Microscopic theory of phonon polaritons and long wavelength dielectric response
Olle Hellman, Leeor Kronik
TL;DR
This work develops a fully first-principles, unified Hamiltonian framework that treats lattice vibrations and the electromagnetic field as dynamical degrees of freedom to describe phonon polaritons. It constructs a quadratic Hamiltonian with coupled phonon and photon sectors, diagonalizes it to obtain polariton modes, and determines all interaction parameters from density functional theory using the temperature-dependent effective potential (TDEP) approach. By including anharmonic terms, it yields a self-energy and spectral function that capture realistic linewidths and non-Lorentzian broadening, enabling predictions of hyperbolic polaritons and anisotropic effects. Demonstrations on GaP, GaN, PbTe, and β-Ga2O3 show agreement with experiment and reveal rich dispersion structures, non-analytical behavior at the zone center being resolved by the polariton picture. The framework provides a predictive, parameter-free tool for studying light-matter coupling in solids with relevance to energy transport, nanophotonic heat control, and potential polariton-enabled chemistry.
Abstract
We present a first-principles approach for calculating phonon-polariton dispersion relations. In this approach, phonon-photon interaction is described by quantization of a Hamiltonian that describes harmonic lattice vibrations coupled with the electromagnetic field inside the material.
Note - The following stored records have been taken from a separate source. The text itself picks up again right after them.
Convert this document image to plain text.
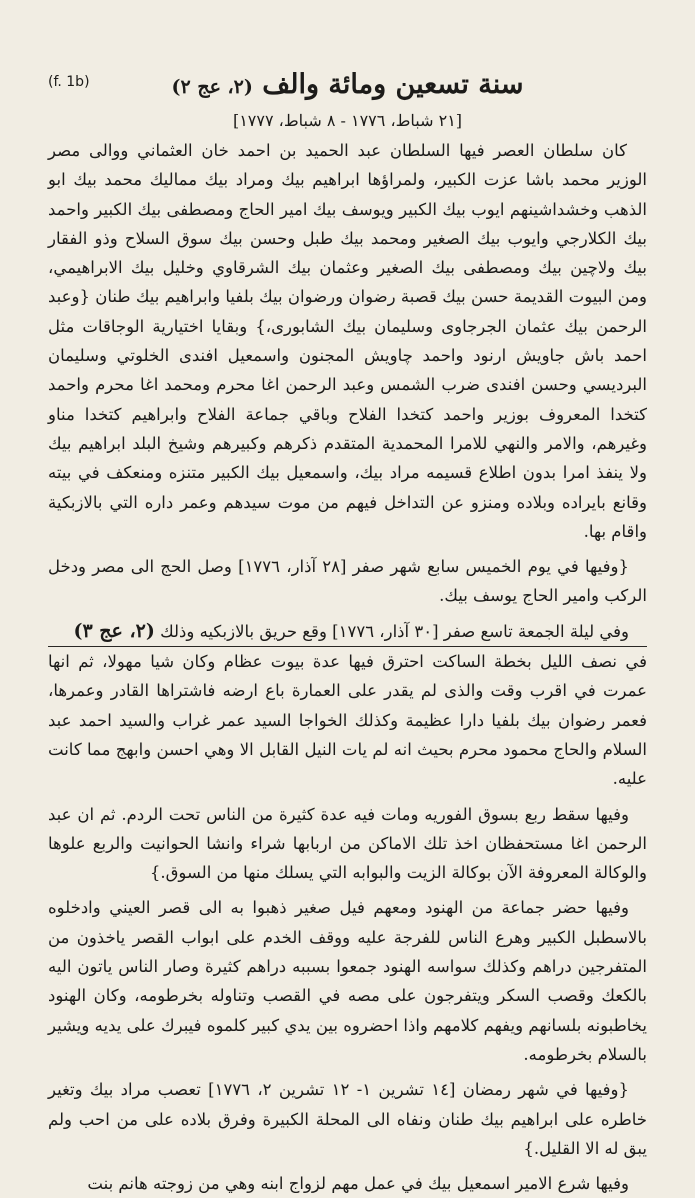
(f. 1b)	سنة تسعين ومائة والف (٢، عج ٢)
[٢١ شباط، ١٧٧٦ - ٨ شباط، ١٧٧٧]

كان سلطان العصر فيها السلطان عبد الحميد بن احمد خان العثماني ووالى مصر الوزير محمد باشا عزت الكبير، ولمراؤها ابراهيم بيك ومراد بيك مماليك محمد بيك ابو الذهب وخشداشينهم ايوب بيك الكبير ويوسف بيك امير الحاج ومصطفى بيك الكبير واحمد بيك الكلارجي وايوب بيك الصغير ومحمد بيك طبل وحسن بيك سوق السلاح وذو الفقار بيك ولاچين بيك ومصطفى بيك الصغير وعثمان بيك الشرقاوي وخليل بيك الابراهيمي، ومن البيوت القديمة حسن بيك قصبة رضوان ورضوان بيك بلفيا وابراهيم بيك طنان {وعبد الرحمن بيك عثمان الجرجاوى وسليمان بيك الشابورى،} وبقايا اختيارية الوجاقات مثل احمد باش جاويش ارنود واحمد چاويش المجنون واسمعيل افندى الخلوتي وسليمان البرديسي وحسن افندى ضرب الشمس وعبد الرحمن اغا محرم ومحمد اغا محرم واحمد كتخدا المعروف بوزير واحمد كتخدا الفلاح وباقي جماعة الفلاح وابراهيم كتخدا مناو وغيرهم، والامر والنهي للامرا المحمدية المتقدم ذكرهم وكبيرهم وشيخ البلد ابراهيم بيك ولا ينفذ امرا بدون اطلاع قسيمه مراد بيك، واسمعيل بيك الكبير متنزه ومنعكف في بيته وقانع بايراده وبلاده ومنزو عن التداخل فيهم من موت سيدهم وعمر داره التي بالازبكية واقام بها.

{وفيها في يوم الخميس سابع شهر صفر [٢٨ آذار، ١٧٧٦] وصل الحج الى مصر ودخل الركب وامير الحاج يوسف بيك.

وفي ليلة الجمعة تاسع صفر [٣٠ آذار، ١٧٧٦] وقع حريق بالازبكيه وذلك (٢، عج ٣)

في نصف الليل بخطة الساكت احترق فيها عدة بيوت عظام وكان شيا مهولا، ثم انها عمرت في اقرب وقت والذى لم يقدر على العمارة باع ارضه فاشتراها القادر وعمرها، فعمر رضوان بيك بلفيا دارا عظيمة وكذلك الخواجا السيد عمر غراب والسيد احمد عبد السلام والحاج محمود محرم بحيث انه لم يات النيل القابل الا وهي احسن وابهج مما كانت عليه.

وفيها سقط ربع بسوق الفوريه ومات فيه عدة كثيرة من الناس تحت الردم. ثم ان عبد الرحمن اغا مستحفظان اخذ تلك الاماكن من اربابها شراء وانشا الحوانيت والربع علوها والوكالة المعروفة الآن بوكالة الزيت والبوابه التي يسلك منها من السوق.}

وفيها حضر جماعة من الهنود ومعهم فيل صغير ذهبوا به الى قصر العيني وادخلوه بالاسطبل الكبير وهرع الناس للفرجة عليه ووقف الخدم على ابواب القصر ياخذون من المتفرجين دراهم وكذلك سواسه الهنود جمعوا بسببه دراهم كثيرة وصار الناس ياتون اليه بالكعك وقصب السكر ويتفرجون على مصه في القصب وتناوله بخرطومه، وكان الهنود يخاطبونه بلسانهم ويفهم كلامهم واذا احضروه بين يدي كبير كلموه فيبرك على يديه ويشير بالسلام بخرطومه.

{وفيها في شهر رمضان [١٤ تشرين ١- ١٢ تشرين ٢، ١٧٧٦] تعصب مراد بيك وتغير خاطره على ابراهيم بيك طنان ونفاه الى المحلة الكبيرة وفرق بلاده على من احب ولم يبق له الا القليل.}

وفيها شرع الامير اسمعيل بيك في عمل مهم لزواج ابنه وهي من زوجته هانم بنت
All Hamiltonian parameters are obtained from first-principles calculations, with diagonalization leading to non-interacting polariton quasiparticles. This method naturally includes retardation effects and resolves non-analytical behavior and ambiguities in phonon frequencies at the Brillouin zone center, especially in non-cubic and optically anisotropic materials. Furthermore, by incorporating higher-order terms in the Hamiltonian, we also account for quasiparticle interactions and spectral broadening. Specifically, we show how anharmonic effects in phonon polaritons lead to a dielectric response that challenges traditional models. The accuracy and consequences of the approach are demonstrated on GaP and GaN as harmonic test systems and PbTe and $β$-Ga$_2$O$_3$ as anharmonic test systems.